Space Mission Rescues Are Not Impossible

WHEN it comes to the ``failures'' that beset space exploration, we should hesitate before counting a good spacecraft out. Take Ulysses, for example. It is embarked on a joint mission of the European Space Agency (ESA) and the United States National Aeronautics and Space Administration (NASA) to study the environment over the north and south poles of the sun. It developed a wobble last fall that threatened to cripple its ability to explore a solar system region never probed before.

Now ESA says controllers understand the wobble and can compensate for it. ESA declares Ulysses ``fully operational.''

Hipparcos - the ESA satellite designed to measure the positions, motions, and distances of more than a hundred thousand stars with unprecedented accuracy - provides another example. Elation at the satellite's flawless launch Aug. 9, 1989, turned to frustration when an orbit-adjustment motor failed.

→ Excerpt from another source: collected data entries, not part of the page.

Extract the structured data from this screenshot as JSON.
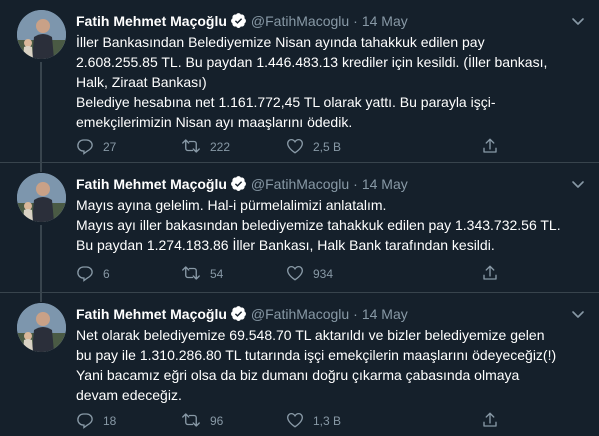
{
  "tweets": [
    {
      "author_name": "Fatih Mehmet Maçoğlu",
      "handle": "@FatihMacoglu",
      "separator": "·",
      "date": "14 May",
      "lines": [
        "İller Bankasından Belediyemize Nisan ayında tahakkuk edilen pay",
        "2.608.255.85 TL. Bu paydan 1.446.483.13 krediler için kesildi. (İller bankası,",
        "Halk, Ziraat Bankası)",
        "Belediye hesabına net 1.161.772,45 TL olarak yattı. Bu parayla işçi-",
        "emekçilerimizin Nisan ayı maaşlarını ödedik."
      ],
      "replies": "27",
      "retweets": "222",
      "likes": "2,5 B"
    },
    {
      "author_name": "Fatih Mehmet Maçoğlu",
      "handle": "@FatihMacoglu",
      "separator": "·",
      "date": "14 May",
      "lines": [
        "Mayıs ayına gelelim. Hal-i pürmelalimizi anlatalım.",
        "Mayıs ayı iller bakasından belediyemize tahakkuk edilen pay 1.343.732.56 TL.",
        "Bu paydan 1.274.183.86 İller Bankası, Halk Bank tarafından kesildi."
      ],
      "replies": "6",
      "retweets": "54",
      "likes": "934"
    },
    {
      "author_name": "Fatih Mehmet Maçoğlu",
      "handle": "@FatihMacoglu",
      "separator": "·",
      "date": "14 May",
      "lines": [
        "Net olarak belediyemize 69.548.70 TL aktarıldı ve bizler belediyemize gelen",
        "bu pay ile 1.310.286.80 TL tutarında işçi emekçilerin maaşlarını ödeyeceğiz(!)",
        "Yani bacamız eğri olsa da biz dumanı doğru çıkarma çabasında olmaya",
        "devam edeceğiz."
      ],
      "replies": "18",
      "retweets": "96",
      "likes": "1,3 B"
    }
  ],
  "icons": {
    "reply": "reply-icon",
    "retweet": "retweet-icon",
    "like": "like-icon",
    "share": "share-icon",
    "verified": "verified-badge-icon",
    "caret": "chevron-down-icon"
  },
  "colors": {
    "background": "#15202b",
    "text": "#ffffff",
    "secondary": "#8899a6",
    "divider": "#38444d",
    "verified": "#1da1f2"
  }
}
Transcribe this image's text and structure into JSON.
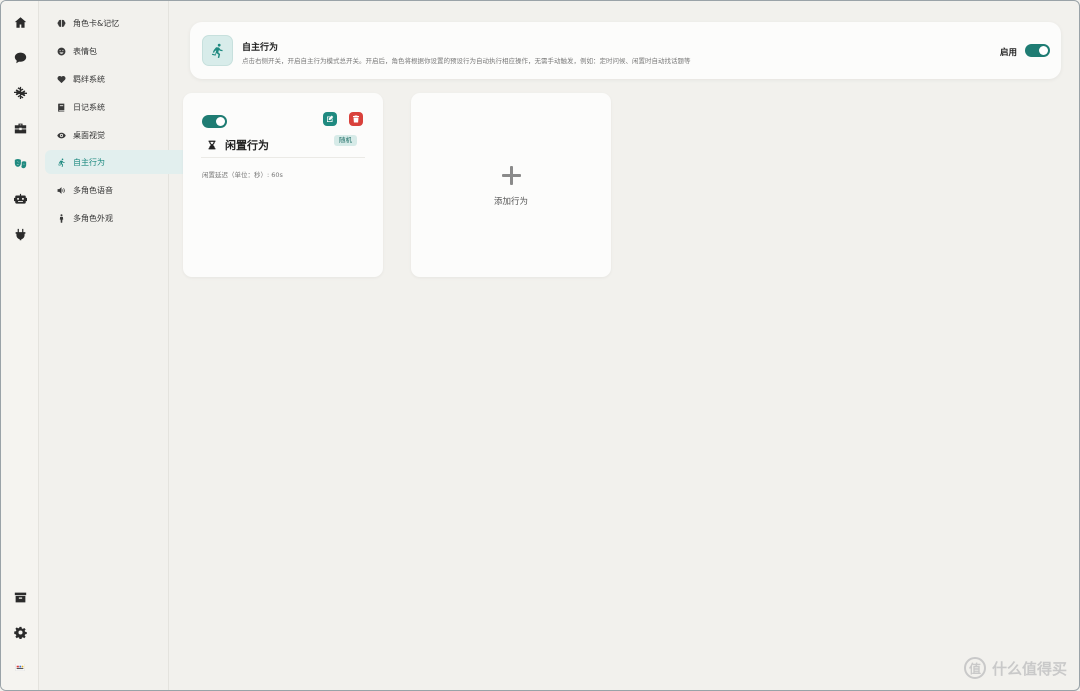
{
  "rail": {
    "items": [
      {
        "icon": "home-icon"
      },
      {
        "icon": "chat-icon"
      },
      {
        "icon": "snowflake-icon"
      },
      {
        "icon": "toolbox-icon"
      },
      {
        "icon": "theater-masks-icon",
        "active": true
      },
      {
        "icon": "robot-icon"
      },
      {
        "icon": "plug-icon"
      }
    ],
    "bottom": [
      {
        "icon": "archive-icon"
      },
      {
        "icon": "gear-icon"
      },
      {
        "icon": "language-flag-icon"
      }
    ]
  },
  "subnav": {
    "items": [
      {
        "label": "角色卡&记忆",
        "icon": "brain-icon"
      },
      {
        "label": "表情包",
        "icon": "smile-icon"
      },
      {
        "label": "羁绊系统",
        "icon": "heart-icon"
      },
      {
        "label": "日记系统",
        "icon": "book-icon"
      },
      {
        "label": "桌面视觉",
        "icon": "eye-icon"
      },
      {
        "label": "自主行为",
        "icon": "running-icon",
        "active": true
      },
      {
        "label": "多角色语音",
        "icon": "speaker-icon"
      },
      {
        "label": "多角色外观",
        "icon": "person-icon"
      }
    ]
  },
  "header": {
    "title": "自主行为",
    "description": "点击右侧开关，开启自主行为模式总开关。开启后，角色将根据你设置的预设行为自动执行相应操作，无需手动触发，例如：定时问候、闲置时自动找话题等",
    "toggle_label": "启用",
    "enabled": true
  },
  "behaviors": [
    {
      "enabled": true,
      "name": "闲置行为",
      "icon": "hourglass-icon",
      "badge": "随机",
      "meta": "闲置延迟（单位：秒）: 60s"
    }
  ],
  "add_card": {
    "label": "添加行为"
  },
  "watermark": {
    "text": "什么值得买",
    "logo_char": "值"
  },
  "colors": {
    "accent": "#1f8a80",
    "toggle_on": "#1f7c73",
    "edit_button": "#1f8a80",
    "delete_button": "#d9413b",
    "background": "#f2f1ed",
    "card": "#fcfcfb"
  }
}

Hipparcos was to have traveled a geosynchronous orbit, 36,000 kilometers (22,300 miles) high, on which it would remain above a given spot on Earth. Instead, it was left in a transfer orbit ranging from a few hundred kilometers to geosynchronous height.

The Hipparcos team redesigned satellite operations to make the most of a bad orbit. Now, with the satellite in its second working year, ESA says its data quality exceeds original expectations. Jean Kovalevsky, who heads a data analysis team at the Observatoire de la C^ote d'Azur in France, reports Hipparcos has measured more than a million star positions. Professor Kovalevsky calls the measurements of star brightness ``far better by a factor of 10 than what is obtained by ground observatories.'' He also notes discovery of several hundred new double stars and says that ``several thousand new double or multiple star systems will eventually also be discovered.''

Positions of some 30,000 stars now have been measured. An early catalog is ready with about 6,000 stars pinpointed to at least 50 times the accuracy ``routinely derived from Earth-based observations,'' according to ESA's announcement.

Coping with Ulysses's wobble was engineering detective work.

Ulysses is on a five-year Odyssey. It will pass over the sun's south pole at a distance of 320 million kilometers in 1994 and pass over the north pole a year later. But, to get there, it has to detour by way of Jupiter, whose gravity will flick Ulysses on a solar course.

Ulysses is stabilized by spinning. Engineers found that a boom extending along the spin axis warped as it spun in the sunshine. This made Ulysses wobble and disoriented its antenna. The warping has faded out as the craft has moved farther from the sun. But, should it return when Ulysses takes up its solar post, ESA says engineers now know how to handle it.

Space is a tough environment. But persistence and ingenuity can often save a mission from apparent disaster.